Para o Dia Mundial de Combate à Aids, o Ministério da Saúde chama a atenção para o debate do preconceito e estigma em torno da doença, fatores que podem afastar as pessoas tanto do diagnóstico como do tratamento, na avaliação da diretora do Programa Nacional de DST e Aids, Mariângela Simão.
- Muitas pessoas deixam de fazer o teste por medo de serem discriminadas e o preconceito e estigma em torno da doença estão relacionados à percepção de que são culpadas (por sua doença) – explicou Mariângela.
Para ela, a análise segue pelo fato de a aids ser uma doença sexualmente transmissível.
- Logo se pensa que, se a pessoa pegou a doença, ela fez alguma coisa que não devia. Um dos aspectos que está relacionado ao estigma é o julgamento moral.
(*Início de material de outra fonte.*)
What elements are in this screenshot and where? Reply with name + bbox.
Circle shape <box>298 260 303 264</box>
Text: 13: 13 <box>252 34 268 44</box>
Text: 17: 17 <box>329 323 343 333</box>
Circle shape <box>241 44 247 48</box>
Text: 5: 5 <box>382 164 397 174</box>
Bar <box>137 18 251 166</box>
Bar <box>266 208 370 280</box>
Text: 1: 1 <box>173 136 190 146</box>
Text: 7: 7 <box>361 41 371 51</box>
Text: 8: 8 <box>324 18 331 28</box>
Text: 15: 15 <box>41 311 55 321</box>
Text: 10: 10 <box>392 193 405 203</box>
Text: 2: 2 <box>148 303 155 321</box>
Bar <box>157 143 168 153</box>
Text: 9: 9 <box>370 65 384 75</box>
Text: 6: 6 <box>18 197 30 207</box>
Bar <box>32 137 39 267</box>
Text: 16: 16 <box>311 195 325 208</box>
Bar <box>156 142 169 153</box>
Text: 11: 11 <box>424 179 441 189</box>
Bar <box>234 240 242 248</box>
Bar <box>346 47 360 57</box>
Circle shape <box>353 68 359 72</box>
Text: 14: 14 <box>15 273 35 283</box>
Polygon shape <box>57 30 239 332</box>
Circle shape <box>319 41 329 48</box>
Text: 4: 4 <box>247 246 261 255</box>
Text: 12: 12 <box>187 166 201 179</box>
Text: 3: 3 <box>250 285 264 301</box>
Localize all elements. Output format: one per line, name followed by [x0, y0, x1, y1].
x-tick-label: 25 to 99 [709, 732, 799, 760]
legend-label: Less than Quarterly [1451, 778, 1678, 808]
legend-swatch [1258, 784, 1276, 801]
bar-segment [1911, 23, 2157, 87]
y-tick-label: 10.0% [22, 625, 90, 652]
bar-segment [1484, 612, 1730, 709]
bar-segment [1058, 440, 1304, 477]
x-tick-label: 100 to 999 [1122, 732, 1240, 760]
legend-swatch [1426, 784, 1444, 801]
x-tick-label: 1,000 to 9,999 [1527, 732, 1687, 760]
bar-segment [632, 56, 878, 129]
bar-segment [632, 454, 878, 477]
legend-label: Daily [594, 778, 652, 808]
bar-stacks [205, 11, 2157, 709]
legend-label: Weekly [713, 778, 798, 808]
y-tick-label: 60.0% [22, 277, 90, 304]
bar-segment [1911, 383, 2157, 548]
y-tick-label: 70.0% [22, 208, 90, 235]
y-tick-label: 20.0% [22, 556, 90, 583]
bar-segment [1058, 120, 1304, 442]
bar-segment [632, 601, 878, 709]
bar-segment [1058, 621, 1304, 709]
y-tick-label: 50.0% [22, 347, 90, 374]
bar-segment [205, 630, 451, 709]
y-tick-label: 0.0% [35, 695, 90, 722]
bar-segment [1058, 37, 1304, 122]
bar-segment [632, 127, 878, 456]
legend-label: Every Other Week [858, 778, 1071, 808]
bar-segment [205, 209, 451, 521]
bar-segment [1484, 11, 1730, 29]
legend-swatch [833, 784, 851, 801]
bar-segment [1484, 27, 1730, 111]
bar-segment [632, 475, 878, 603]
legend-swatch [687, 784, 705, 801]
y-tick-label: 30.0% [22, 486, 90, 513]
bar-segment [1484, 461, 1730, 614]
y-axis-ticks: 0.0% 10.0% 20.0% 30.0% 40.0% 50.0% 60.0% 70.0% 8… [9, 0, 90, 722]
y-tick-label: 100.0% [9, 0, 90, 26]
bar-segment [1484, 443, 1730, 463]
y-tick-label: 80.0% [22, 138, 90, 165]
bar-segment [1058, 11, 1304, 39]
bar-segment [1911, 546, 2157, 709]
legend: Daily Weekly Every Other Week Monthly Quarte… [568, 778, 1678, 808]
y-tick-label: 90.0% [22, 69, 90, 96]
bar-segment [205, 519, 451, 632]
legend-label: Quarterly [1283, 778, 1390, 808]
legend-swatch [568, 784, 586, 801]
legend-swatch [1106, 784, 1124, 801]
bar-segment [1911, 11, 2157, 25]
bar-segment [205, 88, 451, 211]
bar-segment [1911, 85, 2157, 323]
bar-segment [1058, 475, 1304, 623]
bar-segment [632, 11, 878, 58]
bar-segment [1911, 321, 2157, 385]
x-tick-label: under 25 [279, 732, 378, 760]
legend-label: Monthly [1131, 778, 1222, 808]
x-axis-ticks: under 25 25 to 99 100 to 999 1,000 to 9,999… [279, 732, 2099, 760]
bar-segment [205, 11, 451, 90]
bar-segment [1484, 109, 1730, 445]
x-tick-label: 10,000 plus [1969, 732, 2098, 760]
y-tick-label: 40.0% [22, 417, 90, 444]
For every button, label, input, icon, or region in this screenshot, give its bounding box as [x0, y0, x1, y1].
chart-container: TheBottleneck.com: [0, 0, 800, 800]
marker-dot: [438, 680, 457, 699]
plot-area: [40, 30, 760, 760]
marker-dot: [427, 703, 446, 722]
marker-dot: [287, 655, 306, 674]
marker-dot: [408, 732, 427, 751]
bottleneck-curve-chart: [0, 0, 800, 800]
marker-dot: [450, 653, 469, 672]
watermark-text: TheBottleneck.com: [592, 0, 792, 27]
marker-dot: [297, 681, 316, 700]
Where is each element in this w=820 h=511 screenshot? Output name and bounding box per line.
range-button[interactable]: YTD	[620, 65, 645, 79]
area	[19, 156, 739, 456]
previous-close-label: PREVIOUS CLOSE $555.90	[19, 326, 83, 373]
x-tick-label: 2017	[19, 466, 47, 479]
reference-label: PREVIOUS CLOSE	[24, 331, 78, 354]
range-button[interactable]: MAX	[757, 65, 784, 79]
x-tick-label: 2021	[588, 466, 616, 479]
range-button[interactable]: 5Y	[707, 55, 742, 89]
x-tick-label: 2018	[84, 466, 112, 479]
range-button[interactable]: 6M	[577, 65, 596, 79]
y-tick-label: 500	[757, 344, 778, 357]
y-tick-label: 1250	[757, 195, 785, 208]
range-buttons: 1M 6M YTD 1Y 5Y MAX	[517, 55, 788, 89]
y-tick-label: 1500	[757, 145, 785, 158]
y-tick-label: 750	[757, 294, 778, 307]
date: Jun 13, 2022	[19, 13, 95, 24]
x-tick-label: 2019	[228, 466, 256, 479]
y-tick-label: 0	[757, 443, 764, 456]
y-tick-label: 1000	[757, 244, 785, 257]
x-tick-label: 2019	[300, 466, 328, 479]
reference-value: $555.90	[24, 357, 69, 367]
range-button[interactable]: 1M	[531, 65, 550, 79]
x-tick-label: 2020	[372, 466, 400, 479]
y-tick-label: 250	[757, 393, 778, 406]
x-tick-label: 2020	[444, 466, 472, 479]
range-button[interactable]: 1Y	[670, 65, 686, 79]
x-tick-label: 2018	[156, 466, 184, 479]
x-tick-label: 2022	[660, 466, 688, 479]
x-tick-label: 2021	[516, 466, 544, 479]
A pesquisa de comportamento realizada pelo Ministério da Saúde neste ano demonstra ainda que 22,5% afirmam que não se pode comprar legumes e verduras em um local onde trabalha um portador de HIV.
Outro dado aponta que, para o caso de um membro da família contrair aids, 19% dos entrevistados não concordam que o portador seja tratado em casa.
Para o Dia Mundial de Luta contra a Aids, em 1º de dezembro, o Ministério da Saúde levará para a praça dos Três Poderes, em Brasília, um jovem que ficará dentro de uma bolha transparente, impedido de tocar quem estiver no ambiente externo. O objetivo é levantar o debate sobre a exclusão vivida por quem tem HIV.